Picture courtesy: guim.co.uk
THE TRIUMPH OF GOOD
MAR 9, 2010 – AT THE END OF THE LAVISH – and, quite frankly, tedious – ceremony that marked Oscar 2010, there was the sense of witnessing a morality play unfold, a sense that good had won over evil. As the extraordinarily elegant Kathryn Bigelow stood on stage, flanked by hosts Alec Baldwin and Steve Martin, a golden statuette clutched in each hand, we shared her disbelief, that a little-seen drama about an unpopular war could trounce the highest grossing movie fantasy of all time (not counting inflation, of course). The night was supposed to belong to her ex-husband, James Cameron, who proclaimed from this podium over a decade ago that he was King of the World, a justifiably titanic claim considering that he’d beaten all odds – inclement conditions, escalating costs, widespread skepticism about a love story set afloat a sinking ship – and delivered the highest grossing movie of all time (again, not counting inflation, till he shattered his own record with Avatar).

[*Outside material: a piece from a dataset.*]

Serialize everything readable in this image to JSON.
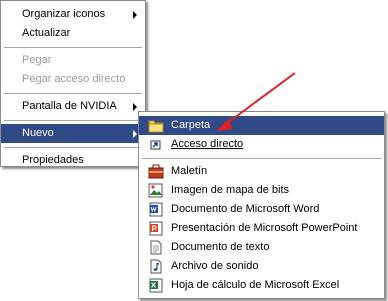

Instead, The Hurt Locker won, and all was right with the world – David had risen, once again, and brought down Goliath with the humblest of slingshots, with old-fashioned filmmaking. It’s seems almost quaint now to make movies the way The Hurt Locker was made, to actually travel to distant locations instead of conjuring them up on a computer, to actually have flesh-and-blood actors employ their faces and bodies to bring to life the words on the page, and to actually hope that the strength of a powerful story powerfully told would be enough to draw audiences increasingly weaned on techno-gimmickry. Whatever the real reasons for this turn of events were – perhaps The Academy of Motion Picture Arts and Sciences simply decided that Cameron had already basked in his moment of glory and perhaps it was time to crown, instead, a Queen of the World – it was impossible to ignore the subtext that moviemaking should not be measured in terms of box-office winnings, and that tech-demos have their place but not beside movies that aspire to be movies.
And that is just what Avatar is, an expensive, jaw-dropping, never-before-seen tech-demo – nothing less, but certainly nothing more. The makers can argue that they dumbed down the narrative elements in order to make the movie play better across every audience segment in every corner of the world – but banality, however well intentioned, is still banality. It is entirely fitting that the Oscars that Avatar took home were only in richly deserved technical categories – Art Direction, Visual Effects, and, somewhat puzzlingly, Cinematography (does there need to be a separate category, henceforth, for films “shot” inside computers?). The intent isn’t to equate filmmaking with an organic diet, that “artificial” films are bad and only “natural” films are good. As Peter Jackson’s Lord of the Rings trilogy showed, cold technology can be used to manufacture a thrilling, heartfelt narrative – it deserved every one of its accolades. Avatar, on the other hand, deserves to be recognised simply as the film that will change the way films are made – a hugely important consideration, no doubt, but certainly not one deserving of Best Picture.